Comment on CH4 - Part 2 | Quick Learning

Intro

A follow up post to my review of Chapter 4 of Deep Learning for Coders. As a reminder, my goal was to create a model that could recognise handwritten digits (0-9) based on the MNIST data set. I feel that I have been partially successful in meeting my goal so an update seems apt.

I say partially as my initial idea was to, as far as possible, write a solution with my own code. The solutions I have here (there are two) are based on example using PyTorchmodules.

Nevertheless, I think this discussion will prove illuminating. First, as PyTorch is a well-supported Python module - you would do much better plugging it in your code than using any solution I wrote for my own learning. Second, in comparing the PyTorch based solutions with my initial attempt I feel I have learnt a great deal more about data structures. I believe any reader who wants to understand Deep Learning should also consider this.

With this update post then I will briefly comment on where my initial attempt went wrong, how the solutions I have work, and end with some thoughts on where I could go from here with this project.

Rather than go over the details of what the MNIST database is and how I used it, if you have not already, please review my first post and you can see my code for it here: link

Also this post is going to be far more jargon heavy than my typical write-ups. I would like to eventually write a glossary for the terms used here (and elsewhere in my blog for that matter). But for now I’ve included links to relevant external sites.

The initial attempt

In summary, my initial attempt failed because I could not structure the data in such a way for a model to perform the mathematical operations required to predict what number a handwritten digit represents.
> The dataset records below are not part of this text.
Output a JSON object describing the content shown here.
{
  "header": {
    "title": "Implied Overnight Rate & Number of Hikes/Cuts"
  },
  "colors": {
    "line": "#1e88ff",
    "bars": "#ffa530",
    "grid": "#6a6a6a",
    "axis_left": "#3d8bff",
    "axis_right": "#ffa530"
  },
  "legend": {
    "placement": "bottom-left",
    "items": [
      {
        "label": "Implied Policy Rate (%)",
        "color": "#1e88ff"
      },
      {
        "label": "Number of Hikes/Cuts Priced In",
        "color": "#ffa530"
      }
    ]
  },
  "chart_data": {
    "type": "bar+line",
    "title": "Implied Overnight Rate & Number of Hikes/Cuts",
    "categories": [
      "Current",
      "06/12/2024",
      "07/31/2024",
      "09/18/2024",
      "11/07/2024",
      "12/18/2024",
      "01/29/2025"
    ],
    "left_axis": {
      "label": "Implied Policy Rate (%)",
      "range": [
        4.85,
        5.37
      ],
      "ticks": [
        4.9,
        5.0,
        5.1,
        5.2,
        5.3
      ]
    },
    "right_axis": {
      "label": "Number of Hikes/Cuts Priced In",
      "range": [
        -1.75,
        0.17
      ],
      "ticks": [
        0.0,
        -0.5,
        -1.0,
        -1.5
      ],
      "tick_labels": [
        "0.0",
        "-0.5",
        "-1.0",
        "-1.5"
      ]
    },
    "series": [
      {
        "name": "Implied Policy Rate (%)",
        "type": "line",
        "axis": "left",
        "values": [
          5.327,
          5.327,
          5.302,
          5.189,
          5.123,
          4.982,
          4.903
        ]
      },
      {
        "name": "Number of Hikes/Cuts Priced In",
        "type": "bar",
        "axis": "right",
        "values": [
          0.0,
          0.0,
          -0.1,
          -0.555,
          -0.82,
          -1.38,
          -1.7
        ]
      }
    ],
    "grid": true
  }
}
While I could make arrays of the pixel values for the numbers and associate these arrays with their label in a dictionary - the label being the key and the pixels values the values. I could not find a way to parse the CSV file and merge all the arrays of pixel values per their digit label i.e. 0-9.

What PyTorch brings is several built-in techniques that can arrange the data such that said operations work.

The solutions

Currently I have two programmes that generate models capable of recognising handwritten digits. The first one uses the MNIST database that PyTorch includes natively. It is based on the tutorial they provide here. Initially, I had thought to just discuss this solution but then I came across this alternative take: link, which I then adapted. This version is based on the same MNIST CSV file I used in previous attempt. I think it is worth comparing these two as, somewhat surprisingly, the second programme yielded a more accurate model that requires few epochs of training.

I am puzzled by this as PyTorch’s own solution, which actually uses original image files, is less accurate than the second solution, which uses numbers representing the grey scale pixel hues of these images and then recombines into images. I’ll speculate on why this might be the case in the next section.

accuracy of solution 1 after 20 epochs training

accuracy of solution 2 after 3 epochs training

In any case, the real point here is to highlight why PyTorch works. Well, it works due to two features, namely that it can generate tensors and neural networks.

Tensors are a longstanding mathematical concept but in this context they are extremely similar to arrays just with some additional restrictions on their structure.

In the second solution, the programme works where my initial attempt didn’t as it stores training data in the form of a tensor rather than an array. Then, in both this and the first solution, the programme uses PyTorch’s DataLoader function to put tensors into batches that can be feed to the GPU for calculation. This is important as analysing individual tensors and labels would be extremely inefficient, although batch sizes cannot be too large either as this decreases accuracy.

With the Neural Networks, this enables the model to adjust the data by ‘weighting’ elements (for more information on this see my comments on CH1). By adjusting how the values are weighted, the model becomes either more or less accurate (obviously we want it to become more accurate).

Finding the most accurate weighting for the model is achieved through differentiation, by minimising the loss i.e. improving the accuracy by minimising the inaccuracy.

I’m glossing over a significant amount of the detail here. Again at some point I may write a glossary to explain what is going on. But for now I would encourage readers to checkout my code examples mentioned above and the various tutorials PyTorch have.

Final thoughts and next steps

One thing I do find odd is why the second model seems more accurate. Essentially it takes the original images, creates a CSV file of all the greyscale pixel hues of each image and the recombines these into images. Other than that the process is the same, yet this more convoluted approach appears to create a more accurate model.

My speculation here is that in converting the images into a CSV with discrete numbers, and the making new images from this file, a clearer overall image is made. Since the testing data is drawn from the same source, having images based on descrete numbers could create more precisie images for the training set.

It would be interesting then to see how these models perform in the real-world. I suspect the second model may become less accurate when tested on real life data since there is likely to be significant variation in handwriting, the writing implements use (ball pens, fountain pens, pencils) and image sensors photographing and processing the handwritten digits.

As for the next steps, I would encourage the reader to check out PyTorch’s material. Not only does their solution work but I suspect that even if I were to write one myself it would mostly like not be as user friendly.

However, I do feel that writing a solution myself would be an incredible learning exercise, possibly also requiring me to learn a more low level programing language.

So watch this space, I can’t see myself undertaking this exercise anytime soon but who knows what the future holds.